The path of fluid is traced through an air-operated double diaphragm.
Choosing the Right Pump
Different AODD pumps serve specific applications better than others. Diaphragm pumps are versatile with flow rates ranging from less than one gallon per minute to nearly 300 gallons per minute. Pumps are available with materials including cost-effective aluminum, stainless steel and corrosion-resistant polymers like acetal, polypropylene and PVDF. In addition, fluid section configurations use different balls, seats and diaphragms to effectively handle a multitude of materials.
When choosing an AODD pump, production managers should start by answering the following questions:
- What is the desired flow rate?
- What material is being pumped?
- What is the material’s viscosity?
- Is the material abrasive?
- What is the particle size?
- Where is the feed tank in relation to the pump?
- What is the suction lift distance?
- What is the vertical rise?
- What is the discharge distance?
- What is the inlet hose diameter?
- What is the outlet hose diameter?
- What is the material temperature?
- What is the pressure of the shop air, if a pneumatic solution is selected?
- What certifications are required?
- What special applications need to be considered?
The way the fluid flows through the pump should also be considered. Most AODD pumps incorporate a bolt-through diaphragm design, in which the fluid plate holds the diaphragm in place and is exposed to the material being pumped.
Particles can get behind the fluid plate and gradually cut through the diaphragm, shortening its life. Another problem is the gap between the fluid plate and diaphragm created with every stroke, which can harbor bacteria. This area is nearly impossible to clean without completely dismantling the pump and removing the fluid plate.
Standard diaphragms have a fluid plate that holds the diaphragm in place and can harbor bacteria.

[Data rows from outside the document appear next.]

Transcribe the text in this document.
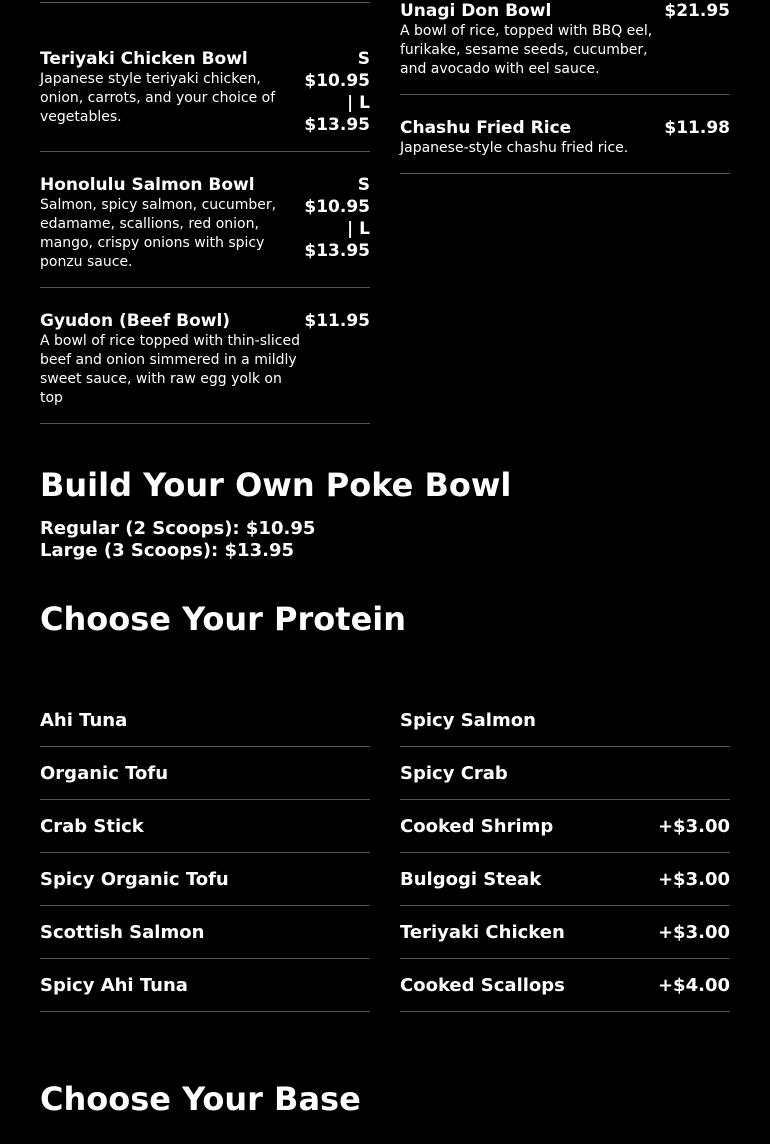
Teriyaki Chicken Bowl
Japanese style teriyaki chicken, onion, carrots, and your choice of vegetables.
S
$10.95
| L
$13.95
Honolulu Salmon Bowl
Salmon, spicy salmon, cucumber, edamame, scallions, red onion, mango, crispy onions with spicy ponzu sauce.
S
$10.95
| L
$13.95
Gyudon (Beef Bowl)
A bowl of rice topped with thin-sliced beef and onion simmered in a mildly sweet sauce, with raw egg yolk on top
$11.95
Unagi Don Bowl
A bowl of rice, topped with BBQ eel, furikake, sesame seeds, cucumber, and avocado with eel sauce.
$21.95
Chashu Fried Rice
Japanese-style chashu fried rice.
$11.98
Build Your Own Poke Bowl
Regular (2 Scoops): $10.95
Large (3 Scoops): $13.95
Choose Your Protein
Ahi Tuna
Organic Tofu
Crab Stick
Spicy Organic Tofu
Scottish Salmon
Spicy Ahi Tuna
Spicy Salmon
Spicy Crab
Cooked Shrimp	+$3.00
Bulgogi Steak	+$3.00
Teriyaki Chicken	+$3.00
Cooked Scallops	+$4.00
Choose Your Base
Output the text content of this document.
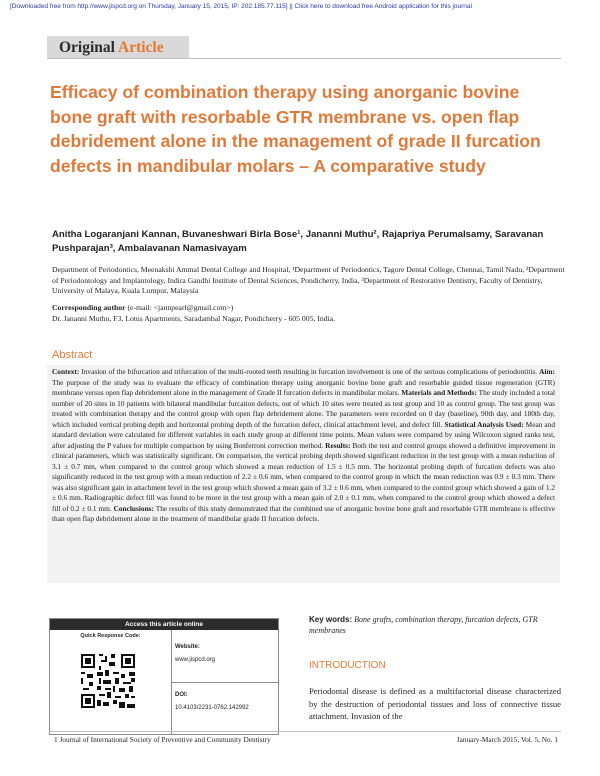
[Downloaded free from http://www.jispcd.org on Thursday, January 15, 2015, IP: 202.185.77.115] || Click here to download free Android application for this journal
Original Article
Efficacy of combination therapy using anorganic bovine bone graft with resorbable GTR membrane vs. open flap debridement alone in the management of grade II furcation defects in mandibular molars – A comparative study

Anitha Logaranjani Kannan, Buvaneshwari Birla Bose¹, Jananni Muthu², Rajapriya Perumalsamy, Saravanan Pushparajan³, Ambalavanan Namasivayam

Department of Periodontics, Meenakshi Ammal Dental College and Hospital, ¹Department of Periodontics, Tagore Dental College, Chennai, Tamil Nadu, ²Department of Periodontology and Implantology, Indira Gandhi Institute of Dental Sciences, Pondicherry, India, ³Department of Restorative Dentistry, Faculty of Dentistry, University of Malaya, Kuala Lumpur, Malaysia

Corresponding author (e-mail: <jannpearl@gmail.com>)
Dr. Jananni Muthu, F3, Lotus Apartments, Saradambal Nagar, Pondicherry - 605 005, India.
Abstract

Context: Invasion of the bifurcation and trifurcation of the multi-rooted teeth resulting in furcation involvement is one of the serious complications of periodontitis. Aim: The purpose of the study was to evaluate the efficacy of combination therapy using anorganic bovine bone graft and resorbable guided tissue regeneration (GTR) membrane versus open flap debridement alone in the management of Grade II furcation defects in mandibular molars. Materials and Methods: The study included a total number of 20 sites in 10 patients with bilateral mandibular furcation defects, out of which 10 sites were treated as test group and 10 as control group. The test group was treated with combination therapy and the control group with open flap debridement alone. The parameters were recorded on 0 day (baseline), 90th day, and 180th day, which included vertical probing depth and horizontal probing depth of the furcation defect, clinical attachment level, and defect fill. Statistical Analysis Used: Mean and standard deviation were calculated for different variables in each study group at different time points. Mean values were compared by using Wilcoxon signed ranks test, after adjusting the P values for multiple comparison by using Bonferroni correction method. Results: Both the test and control groups showed a definitive improvement in clinical parameters, which was statistically significant. On comparison, the vertical probing depth showed significant reduction in the test group with a mean reduction of 3.1 ± 0.7 mm, when compared to the control group which showed a mean reduction of 1.5 ± 0.5 mm. The horizontal probing depth of furcation defects was also significantly reduced in the test group with a mean reduction of 2.2 ± 0.6 mm, when compared to the control group in which the mean reduction was 0.9 ± 0.3 mm. There was also significant gain in attachment level in the test group which showed a mean gain of 3.2 ± 0.6 mm, when compared to the control group which showed a gain of 1.2 ± 0.6 mm. Radiographic defect fill was found to be more in the test group with a mean gain of 2.0 ± 0.1 mm, when compared to the control group which showed a defect fill of 0.2 ± 0.1 mm. Conclusions: The results of this study demonstrated that the combined use of anorganic bovine bone graft and resorbable GTR membrane is effective than open flap debridement alone in the treatment of mandibular grade II furcation defects.

Access this article online
Quick Response Code:
Website:
www.jispcd.org
DOI:
10.4103/2231-0762.142992

Key words: Bone grafts, combination therapy, furcation defects, GTR membranes

INTRODUCTION

Periodontal disease is defined as a multifactorial disease characterized by the destruction of periodontal tissues and loss of connective tissue attachment. Invasion of the

1 Journal of International Society of Preventive and Community Dentistry	January-March 2015, Vol. 5, No. 1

In sanitary applications, the material being pumped usually has particles in suspension. If this is the case, many users employ an over-molded diaphragm that has polytetrafluoroethylene (PTFE) on the fluid side of the diaphragm plate and ethylene propylene diene monomer (EPDM) on the air side. The over-molded diaphragm will prevent any material from lodging behind the fluid plate and will not harbor bacteria.